#29 430 Pleasant St., North Andover



North Andover farm house is older than Stevens Pond


This North Andover farmhouse was built before Stevens Pond existed. In fact, one of its stone wall boundaries is now under water.
The building sits on the land facing south toward the sun, on a rise catching the summer breeze, with its back to the cold.
It was built about 1805, reportedly for the coachman of M.T. Stevens. The house can be dated by the small evenly spaced windows,and the simple story-and-a- half shape with no ornamentation. The two story wing on the left is a mid-20th century addition. The glassed-in front porch was added around World War I.
I've photographed this house to show how it appeared in the 1800's, instead of showing you the front door.
In 1848, Simon Flanders sold the house with about 4 acres of land for $46 to Cato Freeman, a black man. Other black families lived in Andover, but we know about Cato Freeman because he left a record. His houses are recorded on both the 1830 and the 1852 town maps. ( The 1830 house no longer exists.)
There are references to him in memoirs of other citizens as well as his own writing. He was educated and respected member of the town. Born a slave, he was freed by the Massachusetts Constitution in 1780. He lived with the Phillips family, who owned his parents, until he was 21. Mr. Freeman was a farmer.
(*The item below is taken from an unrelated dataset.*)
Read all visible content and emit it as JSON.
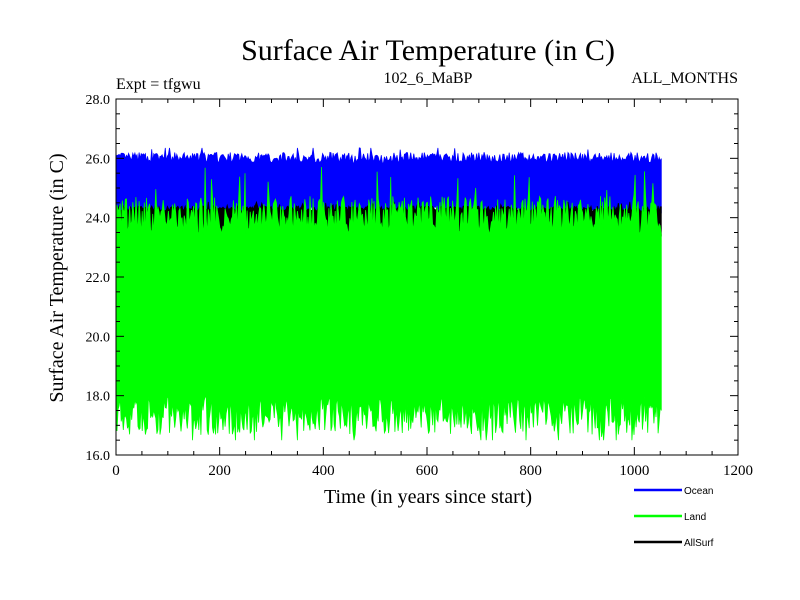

A permit issued to him in 1802 to pasture his cows on the Common, providing they caused no damage, still exists.
Mr. Freeman died at age 85 in 1853, leaving an estate of almost $1,000. His property was sold by his children and grandchildren to the Herberts.

Note: Charles Eastlake's opinion of Victorian taste as voiced in his Hints on Household Taste, quoted in Sunday Drive #28, should have read: "capicious and subject to constant variation".